As if the countless three day weekends, mid-week off days and two-week breaks aren’t enough, early departure is commonplace among Latin’s vacationers. Students have been known to leave for trips days early of break, cutting into school time and forcing them to make up varying amounts of missed work. “Personally, I would much rather stay home for shorter breaks than miss lots of days of school for a vacation that won’t even end up lasting long,” sophomore Remy Rigby shares. “I find that even when I miss one day I have to catch up on hours of work, and that just isn’t worth it to me.” Considering that most scheduled time off of school falls near the end of each quarter, missing even a day can impact a student’s progress at a crucial time in the year.

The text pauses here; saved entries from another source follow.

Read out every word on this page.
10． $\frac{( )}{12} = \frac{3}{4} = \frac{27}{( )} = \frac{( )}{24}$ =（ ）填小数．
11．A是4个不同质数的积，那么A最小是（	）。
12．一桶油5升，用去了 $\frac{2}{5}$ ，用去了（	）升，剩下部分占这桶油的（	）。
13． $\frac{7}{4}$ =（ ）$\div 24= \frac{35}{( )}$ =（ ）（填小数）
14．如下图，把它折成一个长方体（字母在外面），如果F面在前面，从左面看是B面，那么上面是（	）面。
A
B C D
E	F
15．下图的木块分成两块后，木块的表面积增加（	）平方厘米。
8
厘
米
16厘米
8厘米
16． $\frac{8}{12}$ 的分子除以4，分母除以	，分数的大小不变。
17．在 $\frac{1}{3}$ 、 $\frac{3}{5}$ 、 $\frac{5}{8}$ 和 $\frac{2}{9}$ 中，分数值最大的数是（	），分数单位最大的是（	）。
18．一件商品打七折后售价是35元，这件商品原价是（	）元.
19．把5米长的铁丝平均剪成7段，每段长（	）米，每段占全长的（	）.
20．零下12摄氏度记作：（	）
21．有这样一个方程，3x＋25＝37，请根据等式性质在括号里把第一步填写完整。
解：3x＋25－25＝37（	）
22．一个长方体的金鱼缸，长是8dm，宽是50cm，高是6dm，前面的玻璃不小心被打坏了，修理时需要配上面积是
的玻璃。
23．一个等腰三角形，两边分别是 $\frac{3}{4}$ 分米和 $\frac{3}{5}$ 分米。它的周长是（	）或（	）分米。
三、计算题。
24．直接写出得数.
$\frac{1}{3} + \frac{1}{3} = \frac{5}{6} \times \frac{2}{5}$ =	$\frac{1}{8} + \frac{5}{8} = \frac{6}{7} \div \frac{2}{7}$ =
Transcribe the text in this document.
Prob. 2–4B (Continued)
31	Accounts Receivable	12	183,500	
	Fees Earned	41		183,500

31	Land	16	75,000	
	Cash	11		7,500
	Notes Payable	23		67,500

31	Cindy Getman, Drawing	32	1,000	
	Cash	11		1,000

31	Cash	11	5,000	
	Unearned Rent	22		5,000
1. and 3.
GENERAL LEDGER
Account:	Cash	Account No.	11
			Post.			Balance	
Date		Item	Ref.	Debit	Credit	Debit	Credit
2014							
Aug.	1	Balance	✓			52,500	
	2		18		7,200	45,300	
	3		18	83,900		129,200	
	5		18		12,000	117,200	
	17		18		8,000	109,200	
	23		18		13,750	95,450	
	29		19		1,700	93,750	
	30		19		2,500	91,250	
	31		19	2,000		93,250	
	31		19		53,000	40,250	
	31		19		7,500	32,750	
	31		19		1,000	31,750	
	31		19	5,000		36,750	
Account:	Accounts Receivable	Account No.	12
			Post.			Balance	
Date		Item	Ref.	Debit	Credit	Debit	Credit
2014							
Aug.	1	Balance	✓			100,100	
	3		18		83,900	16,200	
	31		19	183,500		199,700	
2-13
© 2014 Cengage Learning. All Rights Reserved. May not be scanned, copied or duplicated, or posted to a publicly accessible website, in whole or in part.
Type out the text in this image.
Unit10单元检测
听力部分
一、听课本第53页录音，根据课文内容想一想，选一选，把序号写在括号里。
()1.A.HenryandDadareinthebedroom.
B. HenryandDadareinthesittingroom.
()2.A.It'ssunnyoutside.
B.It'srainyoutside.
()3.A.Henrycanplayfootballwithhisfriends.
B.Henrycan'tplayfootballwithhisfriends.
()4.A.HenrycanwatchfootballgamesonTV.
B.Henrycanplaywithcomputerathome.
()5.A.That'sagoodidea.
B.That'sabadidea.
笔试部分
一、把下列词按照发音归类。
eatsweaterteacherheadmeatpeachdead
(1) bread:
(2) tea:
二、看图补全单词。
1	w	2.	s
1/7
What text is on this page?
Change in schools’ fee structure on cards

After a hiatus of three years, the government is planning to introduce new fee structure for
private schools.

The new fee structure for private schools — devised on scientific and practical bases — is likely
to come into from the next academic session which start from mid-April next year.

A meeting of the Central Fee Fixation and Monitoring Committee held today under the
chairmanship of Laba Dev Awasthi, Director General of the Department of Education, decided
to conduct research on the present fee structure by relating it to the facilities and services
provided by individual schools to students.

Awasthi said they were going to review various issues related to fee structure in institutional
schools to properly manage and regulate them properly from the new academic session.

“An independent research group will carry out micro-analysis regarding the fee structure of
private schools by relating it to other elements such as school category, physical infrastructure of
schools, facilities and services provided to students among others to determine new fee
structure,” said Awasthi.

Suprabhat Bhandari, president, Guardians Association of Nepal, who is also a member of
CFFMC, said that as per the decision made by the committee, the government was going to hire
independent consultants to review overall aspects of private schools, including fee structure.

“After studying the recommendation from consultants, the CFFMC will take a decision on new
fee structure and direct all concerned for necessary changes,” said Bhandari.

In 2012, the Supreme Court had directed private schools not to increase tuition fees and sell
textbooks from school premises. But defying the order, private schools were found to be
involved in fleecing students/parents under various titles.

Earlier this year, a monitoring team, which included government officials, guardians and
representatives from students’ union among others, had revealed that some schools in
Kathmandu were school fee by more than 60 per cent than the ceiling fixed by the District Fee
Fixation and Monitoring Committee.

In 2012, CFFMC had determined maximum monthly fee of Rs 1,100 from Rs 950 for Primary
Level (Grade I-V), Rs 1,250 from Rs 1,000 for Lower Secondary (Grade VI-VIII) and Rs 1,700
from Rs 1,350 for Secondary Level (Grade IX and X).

Notwithstanding the academic consequences that result from traveling for leisure, many neglect to recognize the aura of privilege that surrounds the entire idea of ‘vacationing’. Such culture at Latin is undeniable, and often hearing the words winter break, spring break, summer break, and even President’s weekend can cause assumptions regarding students’ travel plans to surface. Relative to the rest of the city, this norm is certainly atypical and, most of all it is reflective of the community’s fortune. Even Project Week, which many call a ‘frill’, can contribute to said vacation culture. Sophomore Nina Burik says, “although during P-week we are participating in experiential learning outside of school, in my opinion it would not exist if not for the vacation culture at Latin.” The notion that, on top of school-mandated trips, taking holidays whenever one pleases is something that has become somewhat universal, especially as the pool of exotic destinations expands. Junior George Alexandrakis adds, “It is definitely an amazing thing that we have an opportunity to go on trips, but for students who don’t share in this norm I could understand how attending a school where vacationing is so expected would be difficult.”
Relatively speaking, the population for which such vacations are the norm is quite small. “It is important that we remember that this is how life is for some, but not how life is everywhere,” Burik notes. The bubble that is placed around Latin has had a way of influencing opinions about what it means to attend there, which can lead to assumptions being made regarding what is standard in the community. “I often think of Latin as one big stereotype— that we’re the ‘rich kid school’ and that we jump at any opportunity to travel to places where we could never go without money or opportunities,” Rigby states. Though this is an impression that many dislike addressing for the sake of comfort, it is also one that can and should spark conversations that go far beyond just vacations. If the face of Latin is only composed of those with the most ‘high-quality’ opportunities, it would never feature every unique individual, and it is up to the community to confront this stigma. With more discussions can come progress, and with progress the discomfort that many feel when comparing travel plans, or a lack thereof, can perhaps be alleviated.